The teams lined up with Canada 2 in one lane, Hawaii in the next, Canada 1 in Lane 3 and Hawaii in Lane 2, closest to shore. Canada 1 is strong in this event, and Pat is an accomplished steersperson. Canada 1 lagged back slightly when they made their first turn. They made up the distance and inched into the lead until their second turn. They were still neck and neck going into the third and final turn, but Canada 1 turned on the jets and powered through the remaining quarter of a race to cross the finish buoys first.

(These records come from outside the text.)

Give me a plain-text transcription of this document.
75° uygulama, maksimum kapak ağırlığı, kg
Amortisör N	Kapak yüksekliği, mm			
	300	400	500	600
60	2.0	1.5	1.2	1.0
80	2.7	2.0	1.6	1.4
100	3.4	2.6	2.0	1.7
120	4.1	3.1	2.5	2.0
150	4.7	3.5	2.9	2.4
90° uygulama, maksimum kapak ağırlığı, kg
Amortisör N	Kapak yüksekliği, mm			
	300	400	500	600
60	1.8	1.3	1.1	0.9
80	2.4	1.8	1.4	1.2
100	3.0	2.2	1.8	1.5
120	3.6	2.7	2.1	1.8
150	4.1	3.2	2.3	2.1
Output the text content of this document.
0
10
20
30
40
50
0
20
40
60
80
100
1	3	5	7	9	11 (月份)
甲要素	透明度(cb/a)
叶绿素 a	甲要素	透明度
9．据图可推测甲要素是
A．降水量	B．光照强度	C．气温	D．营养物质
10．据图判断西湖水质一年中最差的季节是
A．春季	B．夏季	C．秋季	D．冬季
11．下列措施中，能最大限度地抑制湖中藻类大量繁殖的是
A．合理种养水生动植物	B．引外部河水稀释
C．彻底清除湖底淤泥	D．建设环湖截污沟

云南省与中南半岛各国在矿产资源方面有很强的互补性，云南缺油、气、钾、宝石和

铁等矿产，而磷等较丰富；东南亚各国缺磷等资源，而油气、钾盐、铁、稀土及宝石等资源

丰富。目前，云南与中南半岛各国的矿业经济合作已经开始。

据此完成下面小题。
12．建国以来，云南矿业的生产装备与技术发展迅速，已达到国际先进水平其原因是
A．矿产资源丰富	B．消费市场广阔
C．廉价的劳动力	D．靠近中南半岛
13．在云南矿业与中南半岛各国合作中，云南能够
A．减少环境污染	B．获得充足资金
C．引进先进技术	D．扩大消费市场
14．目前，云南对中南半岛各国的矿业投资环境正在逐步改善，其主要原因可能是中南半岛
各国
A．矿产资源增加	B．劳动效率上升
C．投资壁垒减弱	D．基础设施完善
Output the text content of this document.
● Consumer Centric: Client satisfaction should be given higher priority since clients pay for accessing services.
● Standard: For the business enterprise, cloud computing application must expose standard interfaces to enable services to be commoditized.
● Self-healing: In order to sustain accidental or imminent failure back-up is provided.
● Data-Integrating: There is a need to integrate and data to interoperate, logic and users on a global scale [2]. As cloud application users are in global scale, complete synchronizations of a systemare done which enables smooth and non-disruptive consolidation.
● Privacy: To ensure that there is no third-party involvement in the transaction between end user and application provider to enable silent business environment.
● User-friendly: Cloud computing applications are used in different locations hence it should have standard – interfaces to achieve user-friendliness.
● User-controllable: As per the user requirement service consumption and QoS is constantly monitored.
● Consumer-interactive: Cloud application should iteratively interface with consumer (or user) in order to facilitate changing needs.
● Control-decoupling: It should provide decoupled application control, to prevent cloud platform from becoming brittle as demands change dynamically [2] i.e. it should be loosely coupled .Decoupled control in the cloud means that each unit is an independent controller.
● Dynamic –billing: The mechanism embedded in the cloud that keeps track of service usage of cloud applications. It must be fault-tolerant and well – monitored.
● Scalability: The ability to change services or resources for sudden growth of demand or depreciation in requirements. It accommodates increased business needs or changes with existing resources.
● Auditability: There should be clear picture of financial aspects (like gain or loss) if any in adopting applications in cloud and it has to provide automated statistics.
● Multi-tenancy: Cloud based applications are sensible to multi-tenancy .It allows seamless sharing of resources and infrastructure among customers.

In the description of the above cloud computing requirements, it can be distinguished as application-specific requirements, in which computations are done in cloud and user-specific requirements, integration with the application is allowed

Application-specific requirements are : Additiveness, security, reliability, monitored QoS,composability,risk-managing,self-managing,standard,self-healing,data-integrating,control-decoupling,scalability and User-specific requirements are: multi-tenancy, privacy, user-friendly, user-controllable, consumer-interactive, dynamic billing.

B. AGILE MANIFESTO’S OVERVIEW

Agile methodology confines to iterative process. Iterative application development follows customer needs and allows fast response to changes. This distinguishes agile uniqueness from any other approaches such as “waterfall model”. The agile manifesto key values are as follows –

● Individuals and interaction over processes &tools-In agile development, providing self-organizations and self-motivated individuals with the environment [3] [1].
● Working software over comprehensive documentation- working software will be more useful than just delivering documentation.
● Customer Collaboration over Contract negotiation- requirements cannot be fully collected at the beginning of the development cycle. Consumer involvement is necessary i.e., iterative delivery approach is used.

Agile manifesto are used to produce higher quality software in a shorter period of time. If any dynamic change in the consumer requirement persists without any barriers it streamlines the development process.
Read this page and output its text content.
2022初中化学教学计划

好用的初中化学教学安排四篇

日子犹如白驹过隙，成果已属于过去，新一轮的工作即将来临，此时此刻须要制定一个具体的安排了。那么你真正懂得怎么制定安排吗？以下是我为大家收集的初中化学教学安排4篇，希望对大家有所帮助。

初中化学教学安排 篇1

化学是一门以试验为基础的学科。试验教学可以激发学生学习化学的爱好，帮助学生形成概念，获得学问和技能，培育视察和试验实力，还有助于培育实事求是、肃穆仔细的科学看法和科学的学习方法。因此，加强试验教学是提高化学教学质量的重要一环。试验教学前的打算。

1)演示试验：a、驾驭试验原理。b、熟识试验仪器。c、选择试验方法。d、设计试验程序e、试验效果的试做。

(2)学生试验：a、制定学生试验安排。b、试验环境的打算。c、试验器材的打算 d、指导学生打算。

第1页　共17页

Canada 1 finished the race with a time of 6:38.24. Keauhou 2 came in second with a time of 6:43.79. Keauhou finished third for the bronze medal with a time of 7:19.25, and Canada 2 finished fourth in 7:30.80.
This third race didn’t have the same desperate intensity as the second gold medal event for the Masters 70s women, and maybe Pat’s advice rubbed in. Canada 1 looked like they knew what they were doing because they did: they practiced and practiced to get it right. They had some fun while they were at it.
The medal ceremony was to take place following the last race. I’ve never seen so many shivering champions; an extreme cold front had moved in, dumping rain and a thunderstorm on the site and postponing the final four races.
The lunch tent was packed with athletes and spectators, some garbed in winter toques and fleece jackets from the souvenir store, as volunteers scrambled to turn power back on in the area, sort the medals and flags and get ready.
Mom and her team ascended the gold medal winners’ podium twice today; once for yesterday’s 500m sprint victory, and another for the 1000 m sprints.
Tomorrow, racing wraps up with a closing ceremony. Then it’s onto a plane, heading home to Vancouver, with one thought in mind: Brazil’s world championships are only two years away.